Fraud
englobes a range of irregular and unlawful acts qualified by intentional
deceit. Fraud could be perpetrated by people within or out of an organization,
this could either be done to the benefit of the organization or to its
detriment.
Fraud
contrived to benefit an organization yields the intended benefit by exploiting
an unfair advantage that could deceive an outsider. The perpetrators of such
fraud benefit indirectly, the staff of the organization will benefit only when
the organization is aided by the act. Examples of ‘positive’ fraud include:
·
Sale of fictitious or
misrepresented assets;
·
Intentional, improper
representation or valuation of transactions, assets, liabilities, or income;
·
Engagement in prohibited
business which violate rules, regulations or contracts;
·
Any form of tax fraud e.g.
tax evasion, tax avoidance.
Fraud
perpetrated to the detriment of the organization aims benefits an employee,
outsider, or any other firm directly or indirectly. Examples of such
(‘negative’) fraud include:
·
Acceptance of bribes or
kickbacks (payoffs);
·
Embezzlement as epitomized
by the misappropriation of property or money, concealed through the
falsification of financial records;
Forensic
auditing and control deters the perpetration of fraud. The primary
responsibility for establishing these controls rests with management. Forensic
auditing investigates fraud by examining the adequacy and effectiveness of
control, commensurate with the extent of the potential exposure/risk in the
various segments of the entity’s operations. Forensic auditors follow the trail
of red flags. Collaboration between the forensic auditor and the internal
auditor is necessary in the determining whether the organizational environment
fosters control consciousness among others.
Fraud
detection consists of identifying indicators of fraud sufficient to warrant the
recommendation of an investigation.
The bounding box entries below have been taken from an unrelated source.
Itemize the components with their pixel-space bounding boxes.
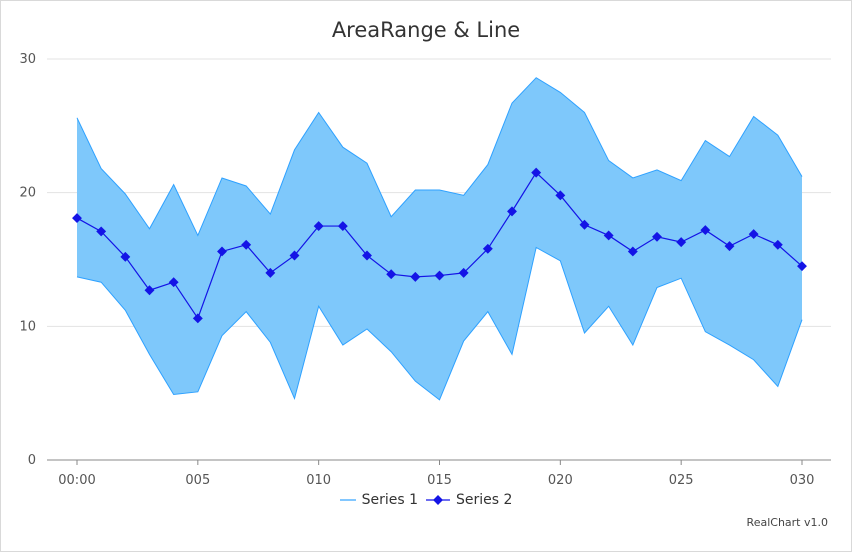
series-2-point	[217, 246, 227, 257]
series-2-point	[192, 313, 203, 324]
legend-series-2-swatch	[426, 495, 450, 505]
chart-title: AreaRange & Line	[331, 18, 521, 42]
series-2-point	[410, 271, 421, 282]
legend-label-series-2: Series 2	[456, 492, 513, 508]
credits: RealChart v1.0	[746, 516, 828, 529]
y-axis-ticks: 0 10 20 30	[19, 52, 36, 468]
x-tick-label: 010	[306, 473, 331, 488]
series-2-point	[627, 246, 638, 257]
series-2-point	[168, 277, 179, 288]
series-2-point	[724, 241, 735, 252]
series-2-point	[458, 267, 469, 278]
series-1-range-fill	[77, 77, 802, 400]
series-2-point	[144, 285, 155, 296]
series-2-point	[72, 213, 82, 224]
series-2-point	[748, 229, 759, 240]
series-2-line	[72, 167, 807, 324]
series-2-point	[603, 230, 614, 241]
y-tick-label: 30	[19, 52, 36, 67]
series-1-low-line	[76, 246, 803, 401]
series-2-point	[652, 231, 662, 242]
series-1-high-line	[76, 77, 803, 237]
series-2-point	[96, 226, 107, 237]
series-2-point	[507, 206, 517, 217]
x-tick-label: 00:00	[58, 473, 95, 488]
series-2-point	[772, 239, 783, 250]
series-2-point	[531, 167, 542, 178]
series-2-point	[676, 237, 687, 248]
series-2-point	[265, 267, 276, 278]
legend: Series 1 Series 2	[0, 492, 852, 508]
series-2-point	[797, 261, 807, 272]
y-tick-label: 0	[28, 453, 36, 468]
series-2-point	[120, 251, 131, 262]
x-tick-label: 020	[548, 473, 573, 488]
x-axis: 00:00 005 010 015 020 025 030	[58, 460, 814, 488]
series-2-point	[241, 239, 252, 250]
series-2-point	[434, 270, 445, 281]
series-2-point	[386, 269, 397, 280]
series-2-point	[555, 190, 566, 201]
series-2-point	[313, 221, 324, 232]
legend-label-series-1: Series 1	[361, 492, 418, 508]
x-tick-label: 030	[790, 473, 815, 488]
series-1-area	[76, 77, 803, 401]
legend-series-1-swatch	[339, 499, 356, 501]
x-tick-label: 015	[427, 473, 452, 488]
y-tick-label: 20	[19, 186, 36, 201]
series-2-point	[482, 243, 493, 254]
x-tick-label: 005	[185, 473, 210, 488]
x-tick-label: 025	[669, 473, 694, 488]
legend-item-series-2[interactable]: Series 2	[426, 492, 512, 508]
series-2-point	[579, 219, 590, 230]
series-2-point	[700, 225, 711, 236]
legend-item-series-1[interactable]: Series 1	[339, 492, 418, 508]
y-tick-label: 10	[19, 319, 36, 334]
series-2-point	[337, 221, 348, 232]
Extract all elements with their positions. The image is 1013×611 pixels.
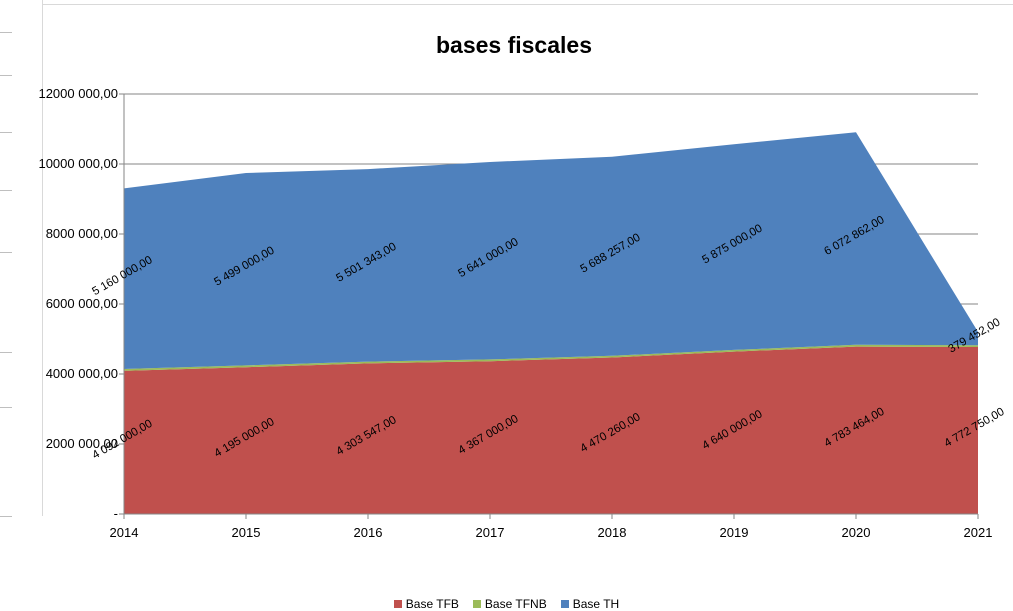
area-base-th	[124, 132, 978, 369]
left-edge-tick	[0, 75, 12, 76]
legend-swatch	[472, 600, 481, 608]
area-base-tfnb	[124, 344, 978, 371]
x-tick-label: 2018	[598, 525, 627, 540]
left-border-line	[42, 0, 43, 516]
chart-title: bases fiscales	[436, 32, 592, 58]
x-tick-label: 2014	[110, 525, 139, 540]
left-edge-tick	[0, 352, 12, 353]
left-edge-tick	[0, 516, 12, 517]
legend-item: Base TFB	[393, 597, 459, 611]
legend-label: Base TFNB	[484, 597, 547, 611]
x-tick-label: 2016	[354, 525, 383, 540]
top-border-line	[42, 4, 1013, 5]
x-tick-label: 2017	[476, 525, 505, 540]
left-edge-tick	[0, 252, 12, 253]
x-tick-label: 2021	[964, 525, 993, 540]
area-base-tfb	[124, 346, 978, 514]
legend-item: Base TFNB	[472, 597, 547, 611]
y-tick-label: 2000 000,00	[46, 436, 118, 451]
chart-legend: Base TFB Base TFNB Base TH	[0, 597, 1013, 611]
y-tick-label: 12000 000,00	[38, 86, 118, 101]
y-tick-label: 8000 000,00	[46, 226, 118, 241]
y-tick-label: 6000 000,00	[46, 296, 118, 311]
y-tick-label: -	[114, 506, 118, 521]
legend-label: Base TH	[572, 597, 620, 611]
left-edge-tick	[0, 190, 12, 191]
legend-item: Base TH	[560, 597, 620, 611]
y-tick-label: 4000 000,00	[46, 366, 118, 381]
legend-label: Base TFB	[405, 597, 459, 611]
x-tick-label: 2015	[232, 525, 261, 540]
area-series	[124, 132, 978, 514]
left-edge-tick	[0, 407, 12, 408]
y-tick-label: 10000 000,00	[38, 156, 118, 171]
x-tick-label: 2019	[720, 525, 749, 540]
left-edge-tick	[0, 32, 12, 33]
legend-swatch	[393, 600, 402, 608]
x-tick-label: 2020	[842, 525, 871, 540]
left-edge-tick	[0, 132, 12, 133]
axes: - 2000 000,00 4000 000,00 6000 000,00 8000 0…	[38, 86, 992, 540]
legend-swatch	[560, 600, 569, 608]
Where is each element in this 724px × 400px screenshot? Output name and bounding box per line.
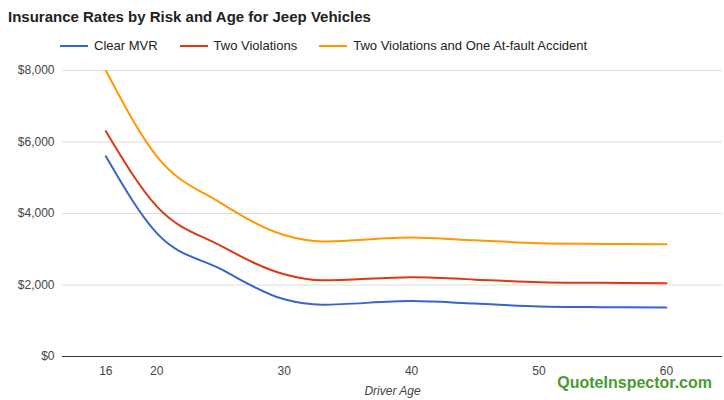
svg-text:$8,000: $8,000 [18, 63, 55, 77]
html-text:Two Violations: Two Violations [213, 38, 298, 53]
html-text:Two Violations and One At-faul: Two Violations and One At-fault Accident [353, 38, 588, 53]
html-text:Insurance Rates by Risk and Ag: Insurance Rates by Risk and Age for Jeep… [8, 8, 371, 25]
svg-text:40: 40 [405, 364, 419, 378]
svg-text:60: 60 [659, 364, 674, 378]
svg-text:Driver Age: Driver Age [364, 384, 421, 398]
svg-text:$0: $0 [41, 349, 55, 363]
html-text:QuoteInspector.com: QuoteInspector.com [557, 374, 712, 391]
svg-text:$4,000: $4,000 [18, 206, 55, 220]
svg-text:$6,000: $6,000 [18, 135, 55, 149]
svg-text:20: 20 [150, 364, 164, 378]
svg-text:50: 50 [532, 364, 546, 378]
svg-text:30: 30 [278, 364, 292, 378]
svg-text:$2,000: $2,000 [18, 278, 55, 292]
html-text:Clear MVR: Clear MVR [94, 38, 158, 53]
svg-text:16: 16 [99, 364, 113, 378]
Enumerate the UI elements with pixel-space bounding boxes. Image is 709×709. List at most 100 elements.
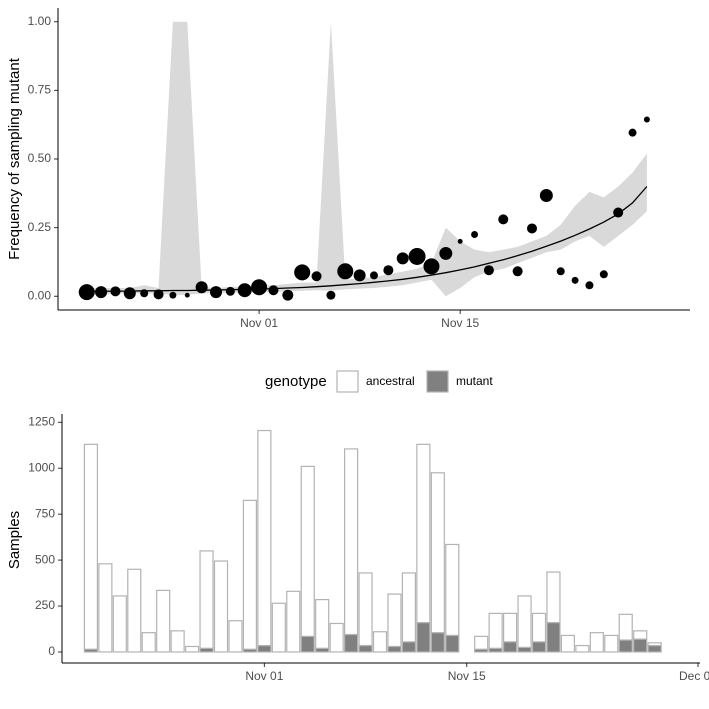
point: [140, 289, 149, 298]
bar-segment: [430, 632, 445, 653]
bar-segment: [633, 638, 648, 653]
y-tick-label: 1000: [28, 460, 55, 474]
bar-segment: [228, 620, 243, 653]
bar-segment: [343, 448, 359, 636]
point: [370, 271, 378, 280]
bar-segment: [647, 644, 662, 653]
bar-segment: [589, 632, 604, 653]
point: [282, 289, 294, 301]
y-axis-title: Frequency of sampling mutant: [6, 57, 23, 260]
bar-segment: [618, 639, 633, 653]
bar-segment: [242, 499, 258, 650]
bar-segment: [604, 634, 619, 653]
point: [527, 223, 537, 234]
bar-segment: [575, 644, 590, 653]
bar-segment: [416, 621, 431, 653]
point: [613, 207, 624, 218]
bar-segment: [387, 593, 402, 648]
bar-segment: [531, 641, 547, 653]
bar-segment: [170, 630, 185, 653]
point: [423, 258, 440, 275]
legend-title: genotype: [265, 373, 327, 390]
y-tick-label: 1.00: [28, 14, 52, 28]
y-tick-label: 0.00: [28, 288, 52, 302]
point: [512, 266, 523, 277]
bar-segment: [213, 560, 229, 653]
bar-segment: [358, 644, 373, 653]
legend-label: mutant: [456, 374, 493, 388]
bar-segment: [546, 621, 561, 653]
legend-label: ancestral: [366, 374, 415, 388]
bar-segment: [372, 631, 388, 653]
point: [471, 231, 479, 238]
x-tick-label: Nov 01: [245, 669, 283, 683]
bar-segment: [315, 599, 330, 649]
x-tick-label: Dec 01: [679, 669, 709, 683]
y-tick-label: 0.75: [28, 83, 52, 97]
bar-segment: [257, 429, 272, 647]
fit-line: [86, 186, 648, 292]
point: [225, 286, 235, 296]
point: [628, 128, 637, 137]
point: [95, 286, 108, 299]
point: [457, 238, 463, 244]
point: [268, 285, 279, 296]
bar-segment: [300, 465, 315, 637]
point: [483, 265, 494, 276]
bar-segment: [141, 632, 156, 653]
bar-segment: [488, 612, 503, 649]
bar-segment: [387, 645, 402, 653]
point: [383, 265, 394, 276]
bar-segment: [445, 634, 460, 653]
point: [439, 246, 453, 260]
y-tick-label: 0.50: [28, 151, 52, 165]
point: [396, 252, 409, 265]
y-tick-label: 0.25: [28, 220, 52, 234]
bar-segment: [517, 646, 532, 653]
bar-segment: [112, 595, 127, 653]
bar-segment: [358, 572, 373, 647]
point: [599, 270, 608, 279]
point: [337, 263, 354, 280]
y-tick-label: 750: [35, 506, 55, 520]
y-axis-title: Samples: [6, 511, 23, 569]
bar-segment: [401, 641, 417, 653]
bar-segment: [647, 642, 662, 647]
point: [556, 267, 565, 276]
point: [539, 189, 553, 202]
point: [326, 290, 336, 300]
y-tick-label: 1250: [28, 414, 55, 428]
point: [585, 281, 594, 290]
bar-segment: [83, 443, 99, 650]
legend-swatch: [426, 370, 449, 393]
legend-swatch: [336, 370, 359, 393]
bar-segment: [127, 568, 142, 653]
bar-segment: [401, 572, 417, 643]
bar-segment: [343, 633, 359, 653]
point: [78, 284, 95, 301]
bar-segment: [618, 613, 633, 641]
bar-segment: [445, 543, 460, 637]
bar-segment: [199, 550, 214, 649]
y-tick-label: 250: [35, 598, 55, 612]
bar-segment: [633, 630, 648, 640]
bar-segment: [474, 635, 489, 650]
x-tick-label: Nov 01: [240, 316, 278, 330]
point: [169, 291, 177, 299]
bar-segment: [98, 563, 113, 653]
y-tick-label: 500: [35, 552, 55, 566]
bar-segment: [502, 612, 518, 643]
point: [237, 283, 252, 298]
bar-segment: [300, 635, 315, 653]
point: [353, 269, 366, 282]
bar-segment: [560, 634, 576, 653]
point: [294, 264, 311, 281]
point: [498, 214, 509, 225]
bar-segment: [156, 589, 171, 653]
point: [110, 286, 121, 297]
bar-segment: [271, 602, 286, 653]
bar-segment: [329, 622, 344, 653]
point: [195, 281, 208, 294]
point: [643, 116, 650, 123]
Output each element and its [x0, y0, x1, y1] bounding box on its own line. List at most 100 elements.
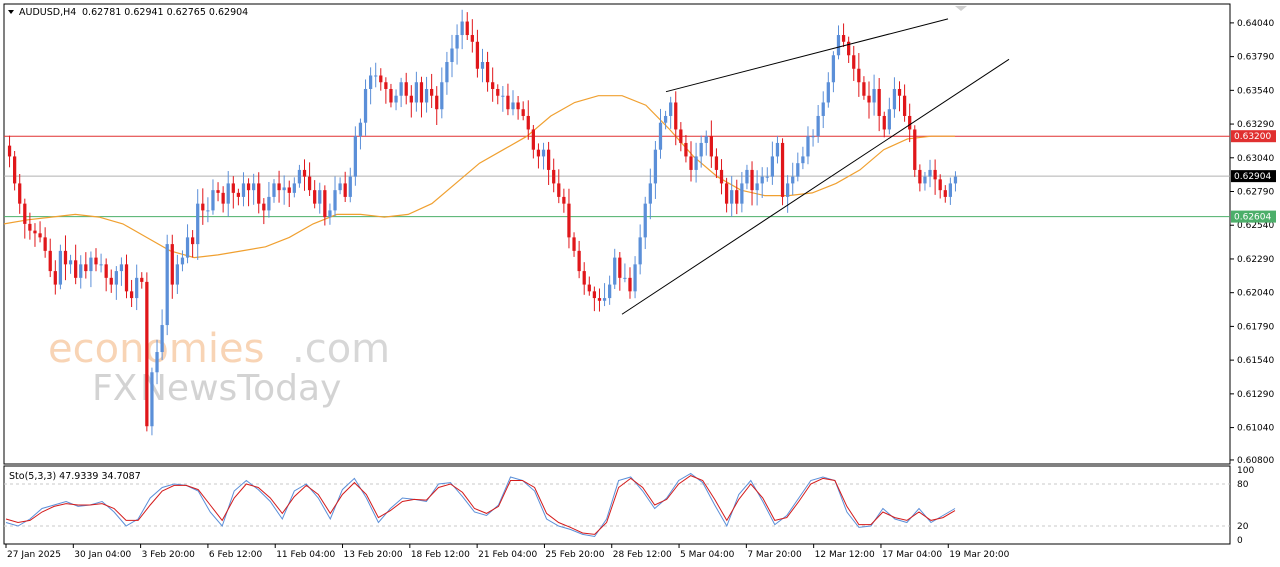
candle-bull — [252, 183, 256, 191]
candle-bear — [404, 82, 408, 96]
candle-bear — [719, 169, 724, 184]
y-tick-label: 0.63790 — [1237, 53, 1274, 63]
candle-bear — [679, 129, 683, 143]
candle-bull — [318, 190, 322, 204]
candle-bear — [13, 156, 17, 184]
candle-bull — [368, 75, 373, 89]
watermark: economies .com FX NewsToday — [48, 326, 390, 409]
candle-bull — [786, 183, 790, 197]
stoch-label: Sto(5,3,3) 47.9339 34.7087 — [9, 471, 141, 482]
candle-bull — [99, 264, 103, 266]
candle-bull — [806, 136, 810, 157]
candle-bull — [165, 244, 169, 326]
candle-bull — [775, 142, 780, 157]
stoch-axis-label: 80 — [1237, 480, 1249, 490]
candle-bear — [867, 95, 871, 103]
horizontal-levels: 0.63200 0.62904 0.62604 — [4, 130, 1276, 223]
candle-bear — [465, 21, 469, 36]
x-tick-label: 7 Mar 20:00 — [747, 550, 802, 560]
candle-bear — [908, 115, 912, 130]
candle-bear — [485, 62, 490, 83]
y-tick-label: 0.61040 — [1237, 424, 1274, 434]
stochastic-oscillator: 100 80 20 0 — [4, 466, 1254, 546]
candle-bear — [684, 142, 688, 157]
x-tick-label: 28 Feb 12:00 — [613, 550, 672, 560]
candle-bear — [724, 183, 729, 204]
candle-bull — [811, 136, 815, 138]
candle-bear — [877, 88, 881, 116]
candle-bear — [735, 190, 739, 204]
candle-bull — [79, 264, 83, 278]
candle-bull — [399, 82, 403, 96]
resistance-price-tag — [1231, 130, 1276, 143]
candle-bull — [374, 75, 378, 77]
candle-bear — [302, 169, 307, 177]
candle-bear — [201, 203, 205, 211]
candle-bull — [292, 183, 296, 193]
candle-bull — [836, 35, 841, 56]
x-tick-label: 12 Mar 12:00 — [815, 550, 875, 560]
candle-bear — [109, 277, 113, 285]
candle-bear — [546, 149, 551, 170]
trendlines — [621, 18, 1010, 315]
candle-bull — [58, 250, 63, 285]
candle-bull — [923, 176, 927, 184]
stoch-axis-label: 0 — [1237, 536, 1243, 546]
candle-bull — [155, 352, 159, 373]
candle-bear — [323, 190, 327, 218]
candle-bull — [272, 183, 276, 197]
candle-bull — [282, 187, 286, 191]
candle-bull — [872, 88, 876, 103]
shift-marker-icon[interactable] — [955, 6, 967, 11]
candle-bull — [328, 210, 332, 218]
candle-bull — [394, 95, 398, 103]
candle-bull — [801, 156, 805, 164]
candle-bear — [689, 156, 693, 170]
support-price-label: 0.62604 — [1234, 213, 1271, 223]
candle-bull — [424, 88, 429, 103]
candle-bull — [948, 183, 952, 197]
x-tick-label: 5 Mar 04:00 — [680, 550, 735, 560]
stoch-axis-label: 20 — [1237, 522, 1249, 532]
candle-bull — [185, 237, 190, 258]
candle-bear — [53, 271, 57, 285]
candle-bull — [653, 149, 658, 184]
dropdown-icon[interactable] — [8, 10, 14, 14]
x-tick-label: 27 Jan 2025 — [7, 550, 61, 560]
candlesticks — [7, 9, 958, 436]
candle-bull — [648, 183, 652, 204]
candle-bull — [623, 277, 627, 279]
candle-bull — [704, 136, 708, 143]
x-tick-label: 13 Feb 20:00 — [344, 550, 403, 560]
candle-bull — [831, 55, 836, 83]
candle-bear — [567, 203, 571, 238]
candle-bull — [150, 372, 154, 427]
candle-bear — [577, 250, 581, 272]
candle-bear — [475, 41, 480, 69]
candle-bear — [48, 250, 52, 272]
stoch-axis-label: 100 — [1237, 466, 1254, 476]
candle-bear — [897, 88, 902, 96]
x-tick-label: 6 Feb 12:00 — [209, 550, 263, 560]
candle-bull — [821, 102, 825, 116]
candle-bear — [43, 237, 47, 251]
candle-bear — [23, 203, 27, 224]
candle-bull — [267, 196, 271, 211]
candle-bear — [409, 95, 413, 103]
candle-bear — [918, 169, 922, 184]
candle-bull — [348, 176, 352, 197]
candle-bear — [216, 190, 220, 193]
candle-bear — [882, 115, 886, 130]
candle-bull — [511, 102, 515, 110]
x-tick-label: 17 Mar 04:00 — [882, 550, 942, 560]
candle-bull — [89, 257, 93, 272]
candle-bear — [379, 75, 383, 83]
resistance-price-label: 0.63200 — [1234, 132, 1271, 142]
ma-line — [3, 95, 955, 259]
candle-bull — [119, 264, 124, 272]
candle-bear — [674, 102, 678, 130]
candle-bull — [745, 169, 749, 184]
candle-bear — [516, 102, 520, 110]
candle-bear — [709, 136, 713, 157]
The forensic auditor has the following
responsibilities in fraud detection:
·
He must have the required
knowledge of fraud, which will enable him identify fraud indicators;
·
He must be alert to fraud
opportunities like inadequate control mechanisms;
· He should evaluate fraud
indicators and decide whether there is need for investigation;
· He should notify the
appropriate authorities within the organization if he identifies sufficient
indicators of the commission of fraud worth investigating.
The
forensic auditor has to table a report at the end of the fraud detection phase.
This report should include his conclusion as to whether sufficient information
to conduct an investigation. It should also summarize findings that serve as
the basis for such a decision.
Investigation
comprises performing extended procedures necessary to determine whether fraud,
as suggested by the indicators has occurs. Also entails gathering adequate
evidence about the details of a discovered fraud. Fraud auditors, lawyers, the
internal audit team, and investigators among others participate in fraud
investigations. The following are the roles played by internal auditing in
fraud investigation:
· They assess the probable
level and the extent of complicity in the fraud committed within the
organization;
· They determine the
knowledge, skills, and discipline needed to effectively investigate the fraud;
· They design
procedures to follow and techniques to
use in identifying the perpetrators, extent and causes of the fraud;
· They coordinate activities
with management personnel and other specialists throughout the course of the
investigation.
At
the close of the investigation, the internal auditor determines the controls
needed to be implemented or strengthened to reduce future vulnerability. He
also designs internal auditing tests to enable the prevention of similar fraud
in the future.
There
are two categories of fraudsters: the professionals and the amateurs. The
professionals are those who have made crime their livelihood. Crimes committed
by professional fraudsters are more difficult to prevent and/or detect. The
amateurs commit fraud when they succumb to their own weaknesses. Such a
perpetrator could be an outstanding employee who is given too much trust; hence
too much leeway as their actions aren’t adequately supervised.
Typically,
organizations do not report fraud but allow the perpetrators to resign and
return the money to the organization, for fear of harming their reputation (the
organization’s reputation). The perpetrator on the other hand will most likely
hire an attorney who will postpone the fraud trial as long as possible to allow
for restitution. During the trial, the attorney will refute victimization on
the basis that the money has been restituted. A very small percentage of fraud
perpetrators serve a jail term as it is difficult to convict perpetrators.
Fraud
prevention techniques such as: knowing your employees, enforcing vacations,
screening before hiring, investigating red flags, prosecuting perpetrators,
conducting regular audits, and running a fraud hotline could help in reducing
fraud incidence in organizations. The following are useful fraud detection
techniques that an organization should implement:
·
Examine customer lists and
investigate unusual write offs or adjustments, poke into giveaway of goods
and/or services,
· Examine vendor lists and
investigate unusual relationships between buyers and sellers, be critical of
documentation,
· When interviewing, have
the interviewee come to your location and make them feel at home. Also, place
computer printouts around the room. Replay the story during the interview.